Highest on the list was Georgia, with 98 pizza orders, followed closely by New York at 82 and then California with 80. “We got a call from a Pizza Hut in California, and they were like, ‘Hey, it’s 9 p.m. on a Tuesday and there are two of us here. It’s going to take forever to make this many,” Duncombe says. “So then we just told them, ‘Make as many as you can, and we split up the order.'”

According to Duncombe, the store that handled the most pizza orders also happened to be one of the smallest — a local shop in Whittier, Calif., called Pikey’s Pizza. Rudy Calderon, one of two employees scheduled to work Tuesday, says when the first order came in, it caught them off guard. “The first order was for 12 pizzas, and that freaked us out because there were only two of us,” Calderon tells Yahoo Lifestyle. “When I went to deliver them, I was a bit lost. I had no idea what was going on.”

But as the orders to the same polling place kept coming in, Calderon and his co-worker started to realize what was happening. “I thought it was going to be a normal slow Tuesday, but it ended up getting really crazy,” says Calderon. “I was supposed to be there 11 a.m. to 5:30, but I ended up staying until 10 p.m. to make sure everything went smoothly.”

By the end of the day, Calderon and Pikey’s had delivered 86 pizzas to a single polling place in Whittier, a process that took seven trips. Although it got stressful at times, Calderon says the looks on people’s faces made it worthwhile. “Everyone was thanking me, and a couple people were giving me high-fives down the line,” he tells Yahoo Lifestyle. “It was definitely the most interesting and busy day I’ve had.” Back at work Wednesday, Calderon says he was happy to get the business but is hoping today will be slower.

While Calderon was seemingly the busiest pizza delivery man, he wasn’t the only one to be getting props. On Instagram and Twitter, people waiting to vote shared jubilant pictures of the scene when the pizza arrived, with captions thanking them for bringing much-needed food. “Pizza delivered and enjoyed up and down party lines,” tweeted Cynthia Kearns, next to a picture of a Domino’s delivery woman. “Thank you!”

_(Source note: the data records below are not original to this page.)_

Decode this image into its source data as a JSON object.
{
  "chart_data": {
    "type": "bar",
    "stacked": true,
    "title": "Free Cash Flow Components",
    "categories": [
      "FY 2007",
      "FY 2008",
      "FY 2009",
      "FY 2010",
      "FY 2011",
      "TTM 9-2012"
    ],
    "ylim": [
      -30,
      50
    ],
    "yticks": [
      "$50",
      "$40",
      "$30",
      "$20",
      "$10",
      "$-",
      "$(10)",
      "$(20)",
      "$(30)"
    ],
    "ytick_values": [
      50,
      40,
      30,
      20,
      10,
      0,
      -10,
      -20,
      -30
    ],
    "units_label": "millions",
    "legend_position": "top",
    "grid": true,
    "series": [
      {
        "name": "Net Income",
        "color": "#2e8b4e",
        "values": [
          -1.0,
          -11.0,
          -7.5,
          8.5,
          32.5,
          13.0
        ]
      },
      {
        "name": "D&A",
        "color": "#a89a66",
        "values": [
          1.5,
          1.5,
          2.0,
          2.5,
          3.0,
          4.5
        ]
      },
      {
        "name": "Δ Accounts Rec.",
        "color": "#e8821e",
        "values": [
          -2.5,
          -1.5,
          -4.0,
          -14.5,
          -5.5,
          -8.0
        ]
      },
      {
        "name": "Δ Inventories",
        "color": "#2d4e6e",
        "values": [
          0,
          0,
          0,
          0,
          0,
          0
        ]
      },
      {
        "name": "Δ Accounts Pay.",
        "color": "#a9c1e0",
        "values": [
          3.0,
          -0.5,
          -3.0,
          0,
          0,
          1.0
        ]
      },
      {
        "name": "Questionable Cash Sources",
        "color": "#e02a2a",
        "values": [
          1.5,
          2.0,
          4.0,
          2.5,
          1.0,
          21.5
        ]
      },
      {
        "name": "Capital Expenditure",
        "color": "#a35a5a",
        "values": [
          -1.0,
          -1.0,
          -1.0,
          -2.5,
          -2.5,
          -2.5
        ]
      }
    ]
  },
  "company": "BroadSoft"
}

As for Duncombe and his team, they too got to partake in a free pizza party, thanks to local Portland pizzerias who turned the tables and donated pizza to them. “It’s pretty meta,” Dumcombe says. Now, a day after the election, it’s up to his team to determine where to send the next pizzas with the remaining donations. But even when the current funds run out, Duncombe says there’s no plan to stop: “As long as the dough keeps coming, we will keep sending.”